Koniku has raised over $6 million in venture financing, receiving the backing of VCs in Silicon Valley. Over $17.5 million have been received in revenue from contracts, with a projection to accrue $200 million in four years, Agabi says.

Patronage from FMCG companies and airport security are encouraging signs. But Agabi is particularly eager to scale adoption in healthcare. He is optimistic about viability in places like Nigeria where access to health services are at a premium where available.

World Health Organisation data shows that over 30% of WHO Member States have less than 10 medical doctors per 10 000 population. The bite is more intense in Africa: while the continent bears more than 22% of the global disease burden, Africans have access to only 3% of health workers and less than 1% of the world’s financial resources.

If it works as anticipated, Konikore will democratize healthcare access in a similar way to how mobile phones liberalized access to communication. But Agabi does not expect human-mediated clinical medicine to become obsolete as a consequence.

“This device will be a first-stage screening [medium] that gives a high degree of certainty. We will work hand-in-hand with existing systems and doctors. The goal here is not to replace diagnostic systems but rather to complement them. We see a space for everybody to work together to deliver more value for the customer.”

He wants to have the device in every home. The ideal is that your Konikore becomes an after-bath companion with which you do a first-stage health check.

A device with these features sounds expensive. But Agabi says his company is targeting the global middle class: “If you can afford a mobile phone, you can afford our device.”

His presentation at a Digital Life Design conference in October 2019 put the price of one Konikore at $60.

A high ethical standard

While VOC detection is an emerging industry with high growth potential, the fusion of biology with technology always draws skepticism. In the food world, there is ongoing backlash against genetically-modified organisms. Genetically modifying animal cells for healthcare will raise eyebrows too.

[Read: Rwanda must pick a side in its GMO debate]

At a press briefing before the Platform cocktail, I asked Agabi if there are ethical concerns that we should prepare for with regards to Konikore; where he gets his cells from and how he hopes to convince Nigeria’s authorities on beneficence.

Apparently, Koniku sources its cells from a manufacturing facility in Silicon Valley where they are able to grow the cells en masse.

Koniku doesn’t yet have the approval of the US Food and Drug Administration to deploy Konikore, but Agabi is ready to engage Nigerian stakeholders to uphold standards when time comes.

Another reporter asks if clinical trials have been done to certify Konikore for use. Agabi’s response is that while there have been no trials directly with Konikore, there are documented studies on breath diagnostics.

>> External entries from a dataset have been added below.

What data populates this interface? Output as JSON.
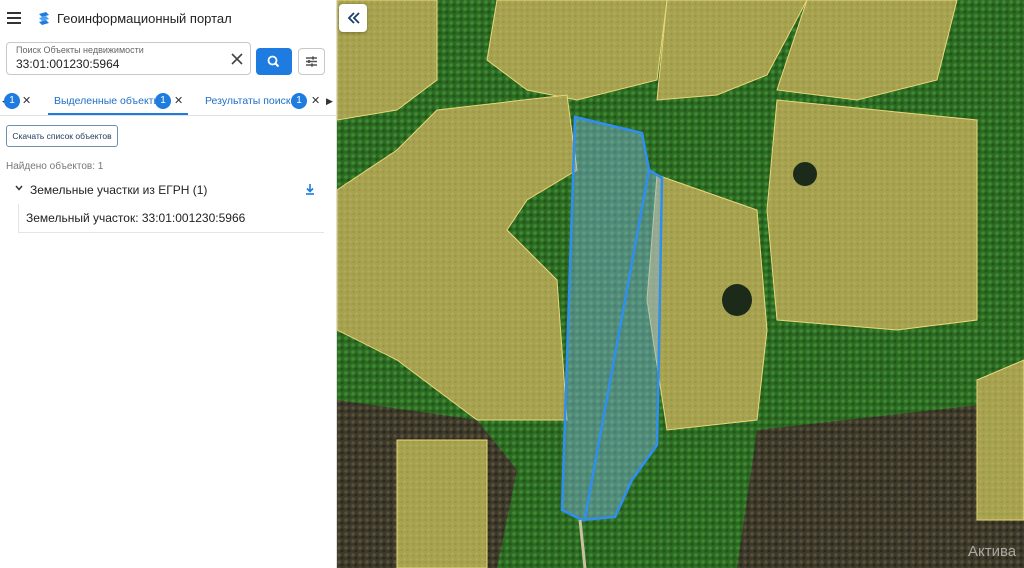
{
  "app": {
    "title": "Геоинформационный портал",
    "menu_icon": "hamburger-menu-icon",
    "logo_icon": "portal-logo-icon"
  },
  "search": {
    "label": "Поиск Объекты недвижимости",
    "value": "33:01:001230:5964",
    "clear_icon": "close-icon",
    "search_icon": "search-icon",
    "filter_icon": "tune-sliders-icon"
  },
  "tabs": {
    "items": [
      {
        "label": "Выделенные объекты",
        "badge": "1",
        "active": true
      },
      {
        "label": "Результаты поиска",
        "badge": "1",
        "active": false
      }
    ],
    "left_partial_badge": "1"
  },
  "actions": {
    "download_list": "Скачать список объектов"
  },
  "results": {
    "found": "Найдено объектов: 1",
    "group": {
      "title": "Земельные участки из ЕГРН (1)",
      "items": [
        {
          "label": "Земельный участок: 33:01:001230:5966"
        }
      ]
    }
  },
  "map": {
    "watermark": "Актива",
    "colors": {
      "parcel_outline": "#2f8ff0",
      "parcel_fill": "#7fb4e0",
      "field_overlay": "#e8d87a",
      "forest": "#1f5a1c"
    }
  },
  "accent": "#1e7be0"
}
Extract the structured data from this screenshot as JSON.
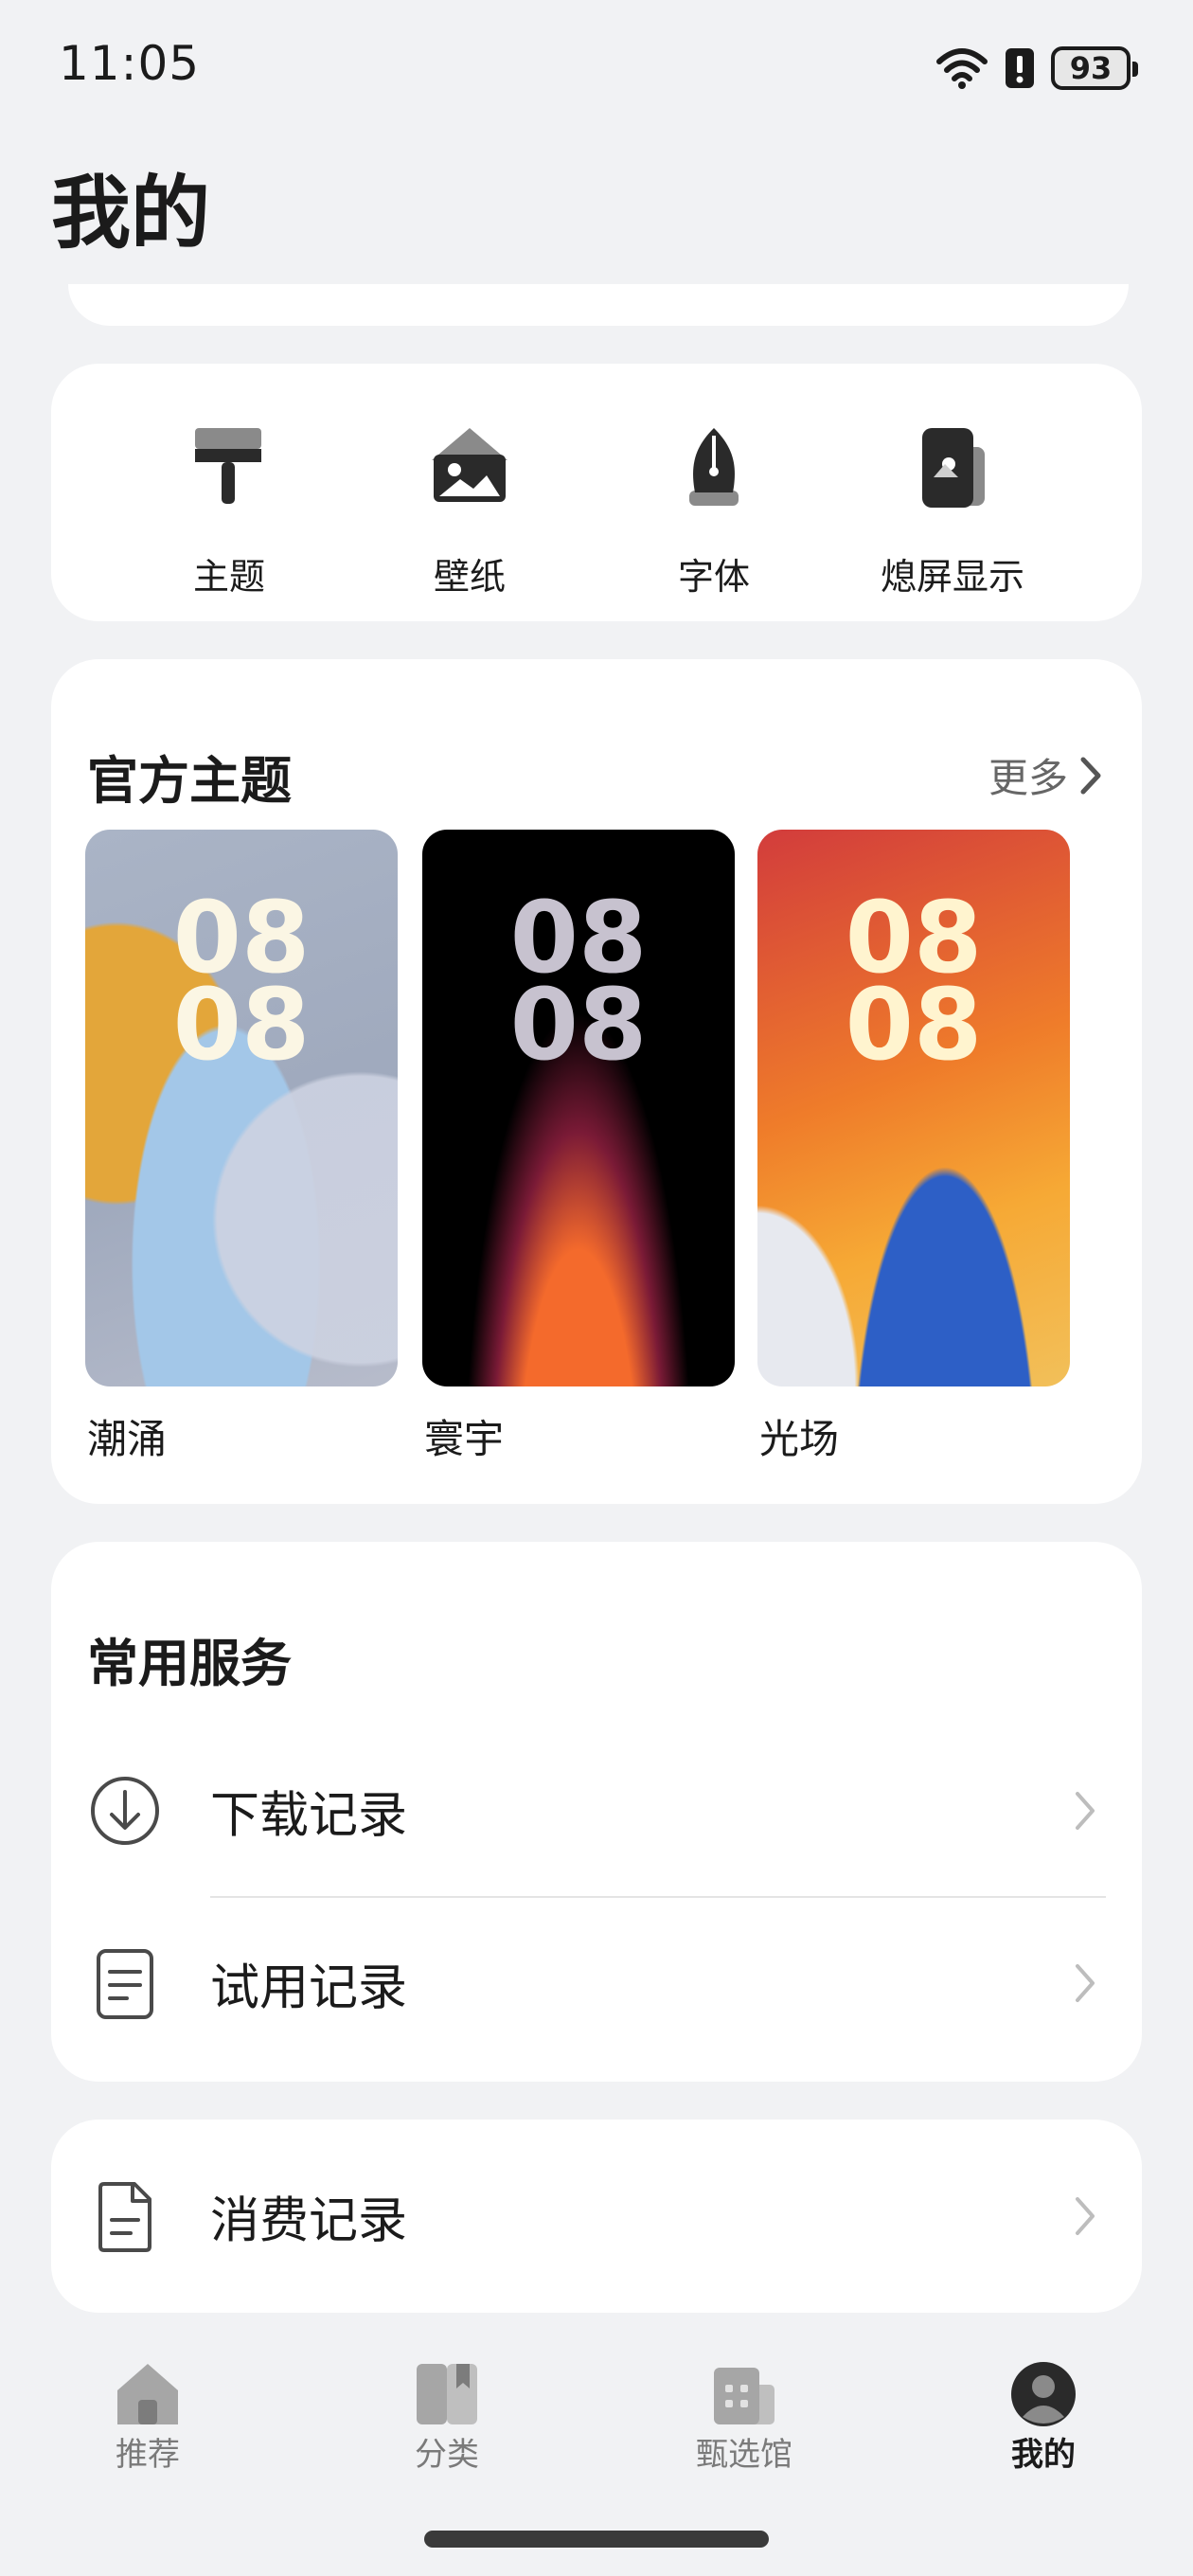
{
  "status_bar": {
    "time": "11:05",
    "battery": "93"
  },
  "page": {
    "title": "我的"
  },
  "tools": [
    {
      "label": "主题",
      "icon": "paint-brush-icon"
    },
    {
      "label": "壁纸",
      "icon": "wallpaper-icon"
    },
    {
      "label": "字体",
      "icon": "pen-nib-icon"
    },
    {
      "label": "熄屏显示",
      "icon": "always-on-display-icon"
    }
  ],
  "official_themes": {
    "title": "官方主题",
    "more": "更多",
    "items": [
      {
        "name": "潮涌",
        "clock_top": "08",
        "clock_bottom": "08"
      },
      {
        "name": "寰宇",
        "clock_top": "08",
        "clock_bottom": "08"
      },
      {
        "name": "光场",
        "clock_top": "08",
        "clock_bottom": "08"
      }
    ]
  },
  "services": {
    "title": "常用服务",
    "items": [
      {
        "label": "下载记录",
        "icon": "download-icon"
      },
      {
        "label": "试用记录",
        "icon": "document-icon"
      }
    ]
  },
  "purchase": {
    "label": "消费记录",
    "icon": "receipt-icon"
  },
  "bottom_nav": [
    {
      "label": "推荐",
      "icon": "home-icon",
      "active": false
    },
    {
      "label": "分类",
      "icon": "category-icon",
      "active": false
    },
    {
      "label": "甄选馆",
      "icon": "store-icon",
      "active": false
    },
    {
      "label": "我的",
      "icon": "profile-icon",
      "active": true
    }
  ],
  "colors": {
    "background": "#f1f2f4",
    "card": "#ffffff",
    "text": "#1b1b1b",
    "muted": "#7a7a7a"
  }
}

In one particular trial, 17 diseases were diagnosed through a process similar to what Konikore will follow.

What the trials established is that compounds from breath are useful, reliable biomarkers for calling diseases.

Agabi is confident in his scientific rebuttals to fears that people may have about Konikore’s usefulness. On a scale of Elizabeth ‘Theranos’ Holmes to Steve ‘Apple’ Jobs, he surely wants Koniku to tend to and surpass the latter.

It would be a massive achievement. Agabi grew up in Lawanson, an underdeveloped area in rural Lagos, going on to earn a Bachelors in Physics from the University of Lagos. Over the last two decades, he has moved from Nigeria to Switzerland, London and Silicon Valley, earning high accolades in science from advanced degrees to patents. 

Building Konikore is “the most challenging thing I have done in my life,” he says to the cocktail audience, with his attentive parents directly under his gaze. Time will tell whether this challenge could spur a revolution in rapid disease detection in the world.